Realisasi Pajak Semester I 2026 Tembus 43,9 Persen dari Target APBN

Kamis, 16 Juli 2026 | 10:10:57 WIB
Ilustrasi Pajak, Sumber: pajakstartup.

JAKARTA - Sepanjang semester I/2026, Direktorat Jenderal Pajak (DJP) telah membukukan penerimaan pajak sebesar Rp1.035,7 triliun atau setara 43,9% dari target APBN 2026 sebesar Rp2.357,7 triliun. Nilai tersebut mengalami peningkatan sebesar 24,6% dibandingkan dengan realisasi pada periode yang sama tahun sebelumnya.

Data tersebut disampaikan oleh Direktur Jenderal Pajak Bimo Wijayanto bertepatan dengan peringatan Hari Pajak 2026 pada Selasa (14/07/2026). Bimo Wijayanto menilai bahwa pertumbuhan penerimaan pajak pada semester I/2026 ini mencerminkan fundamental ekonomi yang semakin kuat.

"Pertumbuhan ini menunjukkan fundamental ekonomi yang semakin kuat. Momentum ini harus terus dijaga agar target penerimaan dapat tercapai secara optimal. Kami harus terus berupaya menciptakan kinerja penerimaan yang berkelanjutan demi kesehatan fiskal negara," jelas Bimo.

DJP menegaskan bahwa pajak merupakan sumber utama dari penerimaan negara untuk membiayai berbagai program dalam APBN. Oleh karena itu, DJP terus mendorong peningkatan kepatuhan sukarela dari wajib pajak melalui penguatan kualitas layanan, percepatan transformasi digital administrasi perpajakan, serta penguatan integritas.

Pada kesempatan sebelumnya, DJP telah menyampaikan bahwa pemerintah terus berupaya untuk memperkuat penerimaan negara tanpa menaikkan tarif pajak.
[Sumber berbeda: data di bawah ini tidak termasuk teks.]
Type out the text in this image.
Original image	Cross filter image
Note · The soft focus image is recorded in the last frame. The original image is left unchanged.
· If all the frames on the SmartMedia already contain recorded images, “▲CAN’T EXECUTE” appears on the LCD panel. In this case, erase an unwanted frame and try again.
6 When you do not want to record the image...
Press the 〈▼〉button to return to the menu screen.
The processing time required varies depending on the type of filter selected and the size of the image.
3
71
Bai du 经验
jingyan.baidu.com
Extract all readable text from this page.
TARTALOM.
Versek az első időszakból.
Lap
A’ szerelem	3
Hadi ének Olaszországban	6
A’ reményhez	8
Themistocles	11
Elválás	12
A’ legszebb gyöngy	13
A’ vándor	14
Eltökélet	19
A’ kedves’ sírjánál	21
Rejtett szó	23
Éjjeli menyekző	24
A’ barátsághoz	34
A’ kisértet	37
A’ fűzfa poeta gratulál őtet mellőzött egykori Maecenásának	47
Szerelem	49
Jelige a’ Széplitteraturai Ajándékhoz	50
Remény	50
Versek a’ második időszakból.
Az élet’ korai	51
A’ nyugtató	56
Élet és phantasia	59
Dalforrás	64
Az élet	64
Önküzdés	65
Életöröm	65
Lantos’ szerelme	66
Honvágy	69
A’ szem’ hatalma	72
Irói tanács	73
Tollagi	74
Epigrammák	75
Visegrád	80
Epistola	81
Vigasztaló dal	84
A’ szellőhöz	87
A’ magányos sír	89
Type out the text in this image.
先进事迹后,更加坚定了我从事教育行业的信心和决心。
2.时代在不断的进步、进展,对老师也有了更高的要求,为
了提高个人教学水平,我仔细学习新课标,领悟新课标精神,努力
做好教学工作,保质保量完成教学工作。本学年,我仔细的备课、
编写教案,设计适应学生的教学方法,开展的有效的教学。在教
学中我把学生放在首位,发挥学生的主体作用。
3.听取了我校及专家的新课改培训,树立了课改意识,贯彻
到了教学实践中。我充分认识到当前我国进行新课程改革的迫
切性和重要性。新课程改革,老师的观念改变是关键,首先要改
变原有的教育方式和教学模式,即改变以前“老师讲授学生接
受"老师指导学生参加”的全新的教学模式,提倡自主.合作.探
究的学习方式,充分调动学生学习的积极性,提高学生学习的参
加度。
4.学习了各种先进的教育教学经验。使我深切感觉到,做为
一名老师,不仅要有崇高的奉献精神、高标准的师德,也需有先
Langkah tersebut antara lain berupa perluasan basis pajak atau ekstensifikasi, seperti melakukan pengaktifan kembali 143.449 wajib pajak dormant, serta optimalisasi pengawasan berbasis data dan risiko atau intensifikasi pajak.

Tidak hanya itu, pada Senin (13/07/2026), DJP secara resmi telah memulai uji coba pendekatan cooperative compliance bersama dengan sejumlah BUMN strategis.

Pendekatan tersebut menekankan komunikasi yang lebih awal antara otoritas pajak dan wajib pajak dalam mengidentifikasi potensi isu perpajakan, sehingga dapat meningkatkan kepastian hukum, menekan sengketa, serta memungkinkan DJP melakukan pengawasan yang lebih efektif dan berbasis risiko.